Assistant Professor Chen Kaiwen

Biography

Dr Chen Kaiwen obtained his PhD from the University of Queensland, Australia, where his doctoral research focused on inflammasome biology. He was subsequently awarded a Marie Curie Postdoctoral Fellowship and a Swiss ESKAS Fellowship, which supported his postdoctoral training at the University of Lausanne, Switzerland, where he investigated gasdermin biology and the crosstalk between cell death modalities during infection. He joined NUS as an Assistant Professor in October 2020.

Research Interest

Programmed cell death, including apoptosis, pyroptosis, and necroptosis, plays essential roles in development, the elimination of infected or transformed cells, and the maintenance of tissue homeostasis. Dysregulation of these pathways has been implicated in a broad range of human diseases. Our laboratory is interested in defining the molecular mechanisms that regulate the activation and termination of programmed cell death, with particular emphasis on infection. We are also interested in how pathogens subvert and modulate cell death pathways and innate immunity, how the tissue microenvironment shapes cell death responses, and how cell death outcomes influence immune regulation.

Recent Publications

1. Threat assessment shapes neutrophil cell fate upon inflammasome activation. Yow SJ, Wu B-C, Pung HS, Rosli SN, Yeap HW, Goh GR, Low KE, Bonne I, Shi J, Yu Z, Osato M, Kneafsey D, Chapelle G, The YC, Chong SZ, Ng MSF, Kwok I, Bezbradica JS, Boucher D, Chen KW#. Sci Adv, 2026, Jun 26; 12(26).
2. A bacterial network of T3SS effectors counteracts host pro-inflammatory responses and cell death to promote infection. Yeap HW, Goh RY, Rosli SN, Pung HS, Giogha C, Eng VV, Pearson JS, Hartland EL, Chen KW#. EMBO J, 2025, 2025, 1-22.
3. TBK1 and IKKε prevent premature cell death by limiting the activity of both RIPK1 and NLRP3 death pathways.

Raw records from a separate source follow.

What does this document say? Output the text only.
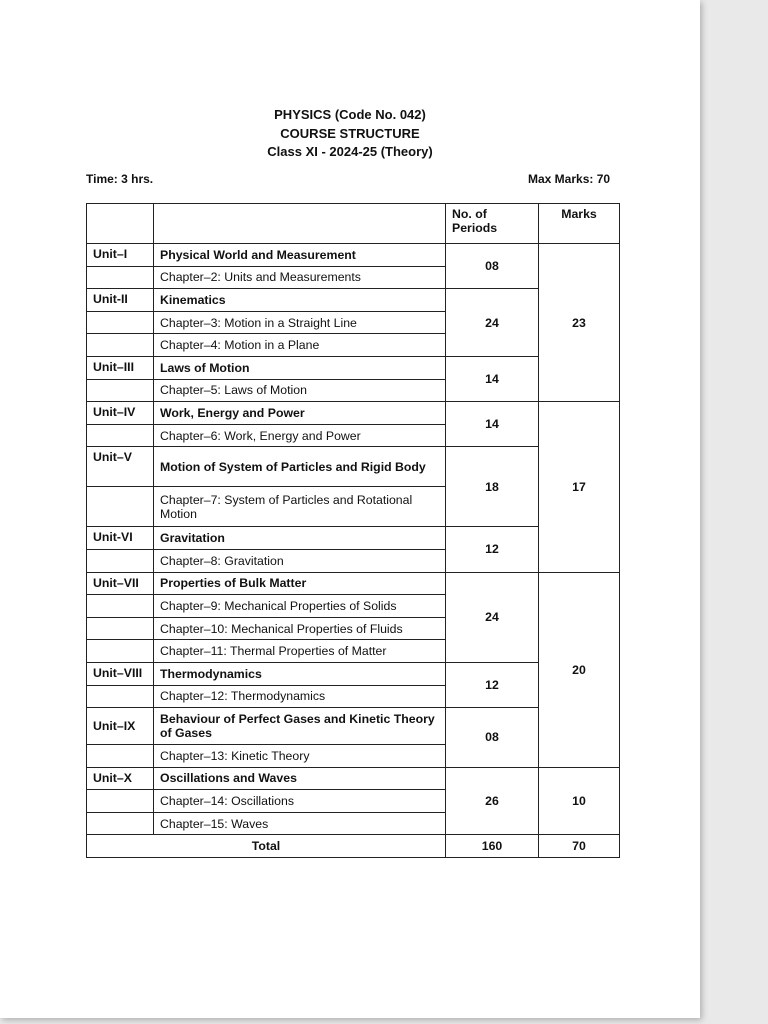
PHYSICS (Code No. 042)
COURSE STRUCTURE
Class XI - 2024-25 (Theory)
Time: 3 hrs.	Max Marks: 70
		No. of Periods	Marks
Unit–I	Physical World and Measurement	08	23
	Chapter–2: Units and Measurements		
Unit-II	Kinematics	24	
	Chapter–3: Motion in a Straight Line		
	Chapter–4: Motion in a Plane		
Unit–III	Laws of Motion	14	
	Chapter–5: Laws of Motion		
Unit–IV	Work, Energy and Power	14	17
	Chapter–6: Work, Energy and Power		
Unit–V	Motion of System of Particles and Rigid Body	18	
	Chapter–7: System of Particles and Rotational Motion		
Unit-VI	Gravitation	12	
	Chapter–8: Gravitation		
Unit–VII	Properties of Bulk Matter	24	20
	Chapter–9: Mechanical Properties of Solids		
	Chapter–10: Mechanical Properties of Fluids		
	Chapter–11: Thermal Properties of Matter		
Unit–VIII	Thermodynamics	12	
	Chapter–12: Thermodynamics		
Unit–IX	Behaviour of Perfect Gases and Kinetic Theory of Gases	08	
	Chapter–13: Kinetic Theory		
Unit–X	Oscillations and Waves	26	10
	Chapter–14: Oscillations		
	Chapter–15: Waves		
Total		160	70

Fischer FA, Demarco B, Min FCH, Yeap HW, De Nardo D, Chen KW, Bezbradica JS. Sci Adv, 2025 Mar 7;11(10).
4. Plasticity of cell death pathways ensures GSDMD activation during Yersinia pseudotuberculosis infection. Chan FHM, Yeap HW, Liu Z, Rosli SN, Low KE, Bonne I, Wu Y, Chong SZ, Chen KW#. Cell Rep, 2025, Jan 28;44(1):115216.
5. Gasdermins as evolutionarily conserved executors of inflammation and cell death. Chen KW# and Broz P#. Nat Cell Biol, 2024 Sep;26(9):1394-1406.
6. Differential signalling requirements for RIPK1-dependent pyroptosis in neutrophils and macrophages. Yow SJ, Rosli SN, Hutchinson PE, Chen KW#. Cell Death Dis, 2024, 15:479.
7. RIPK1 activates distinct gasdermins in macrophages and neutrophils upon pathogen blockade of innate immune signalling. Chen KW#, Demarco B, Ramos S, Heilig R, Goris M, Grayczyk JP, Assenmacher CA, Radaelli E, Joannas LD, Henao-Mejia J, Tacchini-Cottier F, Brodsky IE, Broz P#. PNAS, 2021, 118(28).
8. Caspase-8-dependent gasdermin D cleavage promotes anti-microbial defence but confers susceptibility to TNF-induced lethality. Demarco B, Grayczyk JP, Bjanes E, Le Roy D, Tonnus W, Assenmacher C-A, Radaelli E, Fettrelet T, Mack V, Linkermann A, Roger T, Brodsky IE, Chen KW#, Broz P#. Sci Adv, 2020, Nov 18; 6(47).